06:21 18 January 2016

Ponies in Colney Heath

Ponies in Colney Heath

Photo supplied

Local travellers have been urged to “take better care” of ponies they have fly-grazing on county council-owed land after a foal was seen with faeces stuck to its hair.

A Colney Heath resident, who spoke of her fears on condition of anonymity, told the Herts Advertiser: “I am concerned for the welfare of the mares and foals at the Smallford Pits, and have been for a number of years. I am tired of having to report it to the RSPCA.”

The villager is worried the large field, near the A414, is being used for the breeding of ponies, “and sold on for a quick bit of money” after seing numerous foals with faeces stuck to hair on their bellies.

Although the ponies do not appear neglected, the woman said they “deserve a good quality life, full of good health.”

This paper has regularly carried stories about horses left to illegally roam in the field dying in the open, or being injured in collisions, when allowed to fly-graze along the busy A414.

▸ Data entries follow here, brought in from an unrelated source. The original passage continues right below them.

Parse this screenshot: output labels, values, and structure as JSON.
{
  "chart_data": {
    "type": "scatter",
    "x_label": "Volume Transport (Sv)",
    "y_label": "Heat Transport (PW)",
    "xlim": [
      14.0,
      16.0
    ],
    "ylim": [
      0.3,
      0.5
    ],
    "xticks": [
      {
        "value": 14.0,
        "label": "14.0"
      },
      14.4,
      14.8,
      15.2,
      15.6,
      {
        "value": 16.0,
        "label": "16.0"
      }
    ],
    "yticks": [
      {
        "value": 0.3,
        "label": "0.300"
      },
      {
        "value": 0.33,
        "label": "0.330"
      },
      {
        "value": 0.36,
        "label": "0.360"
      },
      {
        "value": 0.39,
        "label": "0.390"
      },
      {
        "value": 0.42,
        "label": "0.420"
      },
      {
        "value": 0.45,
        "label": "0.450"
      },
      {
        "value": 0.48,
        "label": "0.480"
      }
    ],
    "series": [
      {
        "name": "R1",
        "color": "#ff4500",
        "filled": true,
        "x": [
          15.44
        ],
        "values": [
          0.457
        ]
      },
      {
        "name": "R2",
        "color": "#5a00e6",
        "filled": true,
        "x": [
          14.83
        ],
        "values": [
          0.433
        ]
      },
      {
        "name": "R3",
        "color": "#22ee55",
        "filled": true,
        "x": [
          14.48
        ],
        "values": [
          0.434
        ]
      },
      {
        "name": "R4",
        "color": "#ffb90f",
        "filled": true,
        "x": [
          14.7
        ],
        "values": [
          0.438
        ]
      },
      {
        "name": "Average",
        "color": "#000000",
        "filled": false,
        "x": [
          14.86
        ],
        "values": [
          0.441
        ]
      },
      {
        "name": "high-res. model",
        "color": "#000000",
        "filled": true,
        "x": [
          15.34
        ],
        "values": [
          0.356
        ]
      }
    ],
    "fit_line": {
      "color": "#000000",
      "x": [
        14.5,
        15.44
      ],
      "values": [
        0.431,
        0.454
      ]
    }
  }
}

The woman said there had been changes to the provision for horses fly-grazing this site, as “all 50 were going to be evicted, but the county council drew up an agreement to keep 30 with named owners – 20 of which are mares and 10 foals.

“Part of this positive move is that to keep the horses, the owners have to provide food and water, and any males will be kept tethered.

“But the problem is, when these 10 foals grow up, it does not stop them getting the mares pregnant again, and in turn, keep on contributing to the indiscriminate breeding of horses.”

The villager added: “The council should be ashamed of how they are allowing this indiscriminate breeding to happen. Their agreement should not allow for any more foals to be born.”

In response, a county council spokesman said the authority owned “part of Smallford Pits, and is in the process of granting a grazing licence for an agreed number of horses, yet to be finalised.

“We estimate that the new licence will be completed within six weeks. Any concerns about the condition of the horses should be reported to the RSPCA, which inspects the horses frequently.”